Saturday 13 October 2007

Went Edge

I was out in Pontefract Town Centre this afternoon when I was approached by an earnest young man who asked me for my signature for a petition.

Earlier this year a developer who has a varied portfolio which includes quarrying and strip mining/minerals extraction put in a bid for a speculative development of six 125 metre wind turbines on what is an endangered bit of green belt between West Yorkshire and North Yorkshire. They talked about all the worthwhile outcomes to the planet, to the government, the council but had the good grace to say little about positive community impact.

The thing is that there are several thousand people within a two kilometre radius, with the communities of Carleton, Darrington, Wentbridge, East Hardwick within one kilometre and a small community of about 140 souls as close as 200 to 400 metres away, depending on measurement.

At the start of this process I believed that wind energy was green, free and limitless in potential. True on a sailing vessel a great resource, but the DTI calculated that at best in the UK apparently windiest place in Europe that existing land based wind turbines work at only 20-30% efficiency.

Renewables are hugely important but land based industrial wind farms have issues.

If we were in Scotland, the Scottish Government specify a two kilometre zone between these big industrial generators, same in France and the application would fail to meet that standard and the anguish that this one is causing would not be there.

But we are in a part of the country that Gordon Brown and before him, Tony Blair have decided can step up and make the sacrifice to enhance their green credibility. Our Constituency MP is Yvette Cooper who also happens to be Minister for Housing and Planning and she has played her part in loosening the planning system to improve the chances of success to applications like this that support the Labour government energy/media strategy.

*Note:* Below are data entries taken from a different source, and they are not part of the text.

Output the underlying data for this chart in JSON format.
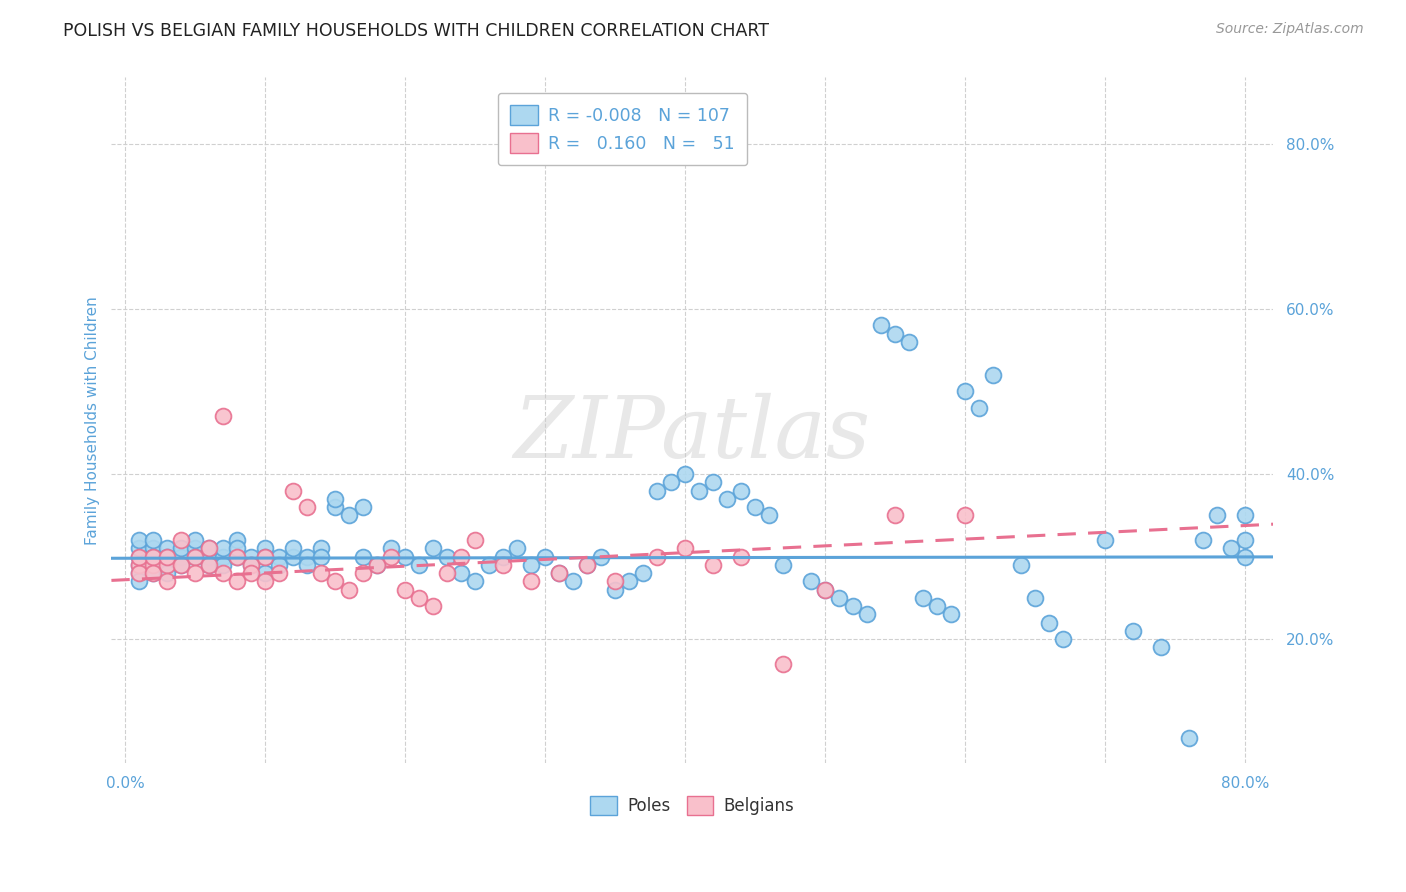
{
  "title": "POLISH VS BELGIAN FAMILY HOUSEHOLDS WITH CHILDREN CORRELATION CHART",
  "source": "Source: ZipAtlas.com",
  "ylabel_label": "Family Households with Children",
  "xlim": [
    -0.01,
    0.82
  ],
  "ylim": [
    0.05,
    0.88
  ],
  "x_ticks": [
    0.0,
    0.1,
    0.2,
    0.3,
    0.4,
    0.5,
    0.6,
    0.7,
    0.8
  ],
  "y_ticks_right": [
    0.2,
    0.4,
    0.6,
    0.8
  ],
  "y_tick_labels_right": [
    "20.0%",
    "40.0%",
    "60.0%",
    "80.0%"
  ],
  "poles_color": "#ADD8F0",
  "poles_edge_color": "#5BA3D9",
  "belgians_color": "#F9C0CB",
  "belgians_edge_color": "#E87090",
  "poles_N": 107,
  "belgians_N": 51,
  "poles_R": -0.008,
  "belgians_R": 0.16,
  "legend_label_poles": "Poles",
  "legend_label_belgians": "Belgians",
  "watermark": "ZIPatlas",
  "background_color": "#ffffff",
  "grid_color": "#d0d0d0",
  "title_color": "#222222",
  "source_color": "#999999",
  "axis_label_color": "#5BA3D9",
  "tick_color": "#5BA3D9",
  "poles_line_color": "#5BA3D9",
  "belgians_line_color": "#E87090",
  "poles_x": [
    0.01,
    0.01,
    0.01,
    0.01,
    0.01,
    0.01,
    0.02,
    0.02,
    0.02,
    0.02,
    0.02,
    0.02,
    0.03,
    0.03,
    0.03,
    0.03,
    0.04,
    0.04,
    0.04,
    0.05,
    0.05,
    0.05,
    0.06,
    0.06,
    0.06,
    0.07,
    0.07,
    0.07,
    0.08,
    0.08,
    0.08,
    0.09,
    0.09,
    0.1,
    0.1,
    0.1,
    0.11,
    0.11,
    0.12,
    0.12,
    0.13,
    0.13,
    0.14,
    0.14,
    0.15,
    0.15,
    0.16,
    0.17,
    0.17,
    0.18,
    0.19,
    0.2,
    0.21,
    0.22,
    0.23,
    0.24,
    0.25,
    0.26,
    0.27,
    0.28,
    0.29,
    0.3,
    0.31,
    0.32,
    0.33,
    0.34,
    0.35,
    0.36,
    0.37,
    0.38,
    0.39,
    0.4,
    0.41,
    0.42,
    0.43,
    0.44,
    0.45,
    0.46,
    0.47,
    0.49,
    0.5,
    0.51,
    0.52,
    0.53,
    0.54,
    0.55,
    0.56,
    0.57,
    0.58,
    0.59,
    0.6,
    0.61,
    0.62,
    0.64,
    0.65,
    0.66,
    0.67,
    0.7,
    0.72,
    0.74,
    0.76,
    0.77,
    0.78,
    0.79,
    0.8,
    0.8,
    0.8
  ],
  "poles_y": [
    0.29,
    0.3,
    0.31,
    0.32,
    0.28,
    0.27,
    0.3,
    0.31,
    0.29,
    0.28,
    0.32,
    0.3,
    0.29,
    0.31,
    0.3,
    0.28,
    0.3,
    0.31,
    0.29,
    0.31,
    0.3,
    0.32,
    0.3,
    0.31,
    0.29,
    0.3,
    0.31,
    0.29,
    0.3,
    0.32,
    0.31,
    0.3,
    0.29,
    0.31,
    0.3,
    0.28,
    0.3,
    0.29,
    0.3,
    0.31,
    0.3,
    0.29,
    0.31,
    0.3,
    0.36,
    0.37,
    0.35,
    0.36,
    0.3,
    0.29,
    0.31,
    0.3,
    0.29,
    0.31,
    0.3,
    0.28,
    0.27,
    0.29,
    0.3,
    0.31,
    0.29,
    0.3,
    0.28,
    0.27,
    0.29,
    0.3,
    0.26,
    0.27,
    0.28,
    0.38,
    0.39,
    0.4,
    0.38,
    0.39,
    0.37,
    0.38,
    0.36,
    0.35,
    0.29,
    0.27,
    0.26,
    0.25,
    0.24,
    0.23,
    0.58,
    0.57,
    0.56,
    0.25,
    0.24,
    0.23,
    0.5,
    0.48,
    0.52,
    0.29,
    0.25,
    0.22,
    0.2,
    0.32,
    0.21,
    0.19,
    0.08,
    0.32,
    0.35,
    0.31,
    0.35,
    0.32,
    0.3
  ],
  "belgians_x": [
    0.01,
    0.01,
    0.01,
    0.02,
    0.02,
    0.02,
    0.03,
    0.03,
    0.03,
    0.04,
    0.04,
    0.05,
    0.05,
    0.06,
    0.06,
    0.07,
    0.07,
    0.08,
    0.08,
    0.09,
    0.09,
    0.1,
    0.1,
    0.11,
    0.12,
    0.13,
    0.14,
    0.15,
    0.16,
    0.17,
    0.18,
    0.19,
    0.2,
    0.21,
    0.22,
    0.23,
    0.24,
    0.25,
    0.27,
    0.29,
    0.31,
    0.33,
    0.35,
    0.38,
    0.4,
    0.42,
    0.44,
    0.47,
    0.5,
    0.55,
    0.6
  ],
  "belgians_y": [
    0.29,
    0.28,
    0.3,
    0.29,
    0.3,
    0.28,
    0.29,
    0.27,
    0.3,
    0.29,
    0.32,
    0.3,
    0.28,
    0.29,
    0.31,
    0.28,
    0.47,
    0.3,
    0.27,
    0.29,
    0.28,
    0.3,
    0.27,
    0.28,
    0.38,
    0.36,
    0.28,
    0.27,
    0.26,
    0.28,
    0.29,
    0.3,
    0.26,
    0.25,
    0.24,
    0.28,
    0.3,
    0.32,
    0.29,
    0.27,
    0.28,
    0.29,
    0.27,
    0.3,
    0.31,
    0.29,
    0.3,
    0.17,
    0.26,
    0.35,
    0.35
  ]
}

Now there are other and significant planning issues that make this particular application flawed and I trust that existing planning legislation will take account of the 2000+ objections that have been filed.

But back to this afternoon, I wanted to hear the young man's point of view. He was clearly a champion for his position but had only been provided with a partial understanding of the application he was trying to get supporting signatures for and he had the good grace to be embarrassed as we discussed the impact on the people and communities that would suffer.

Incidentally, the governments target for renewable energy for the whole of West Yorkshire is being met by biomass co-burning at our local power station and the operator Scottish & Southern has just committed a £250M spend to generate even cleaner electricity. He was not aware of that either.

No, sorry not signing up for this particular profit opportunity.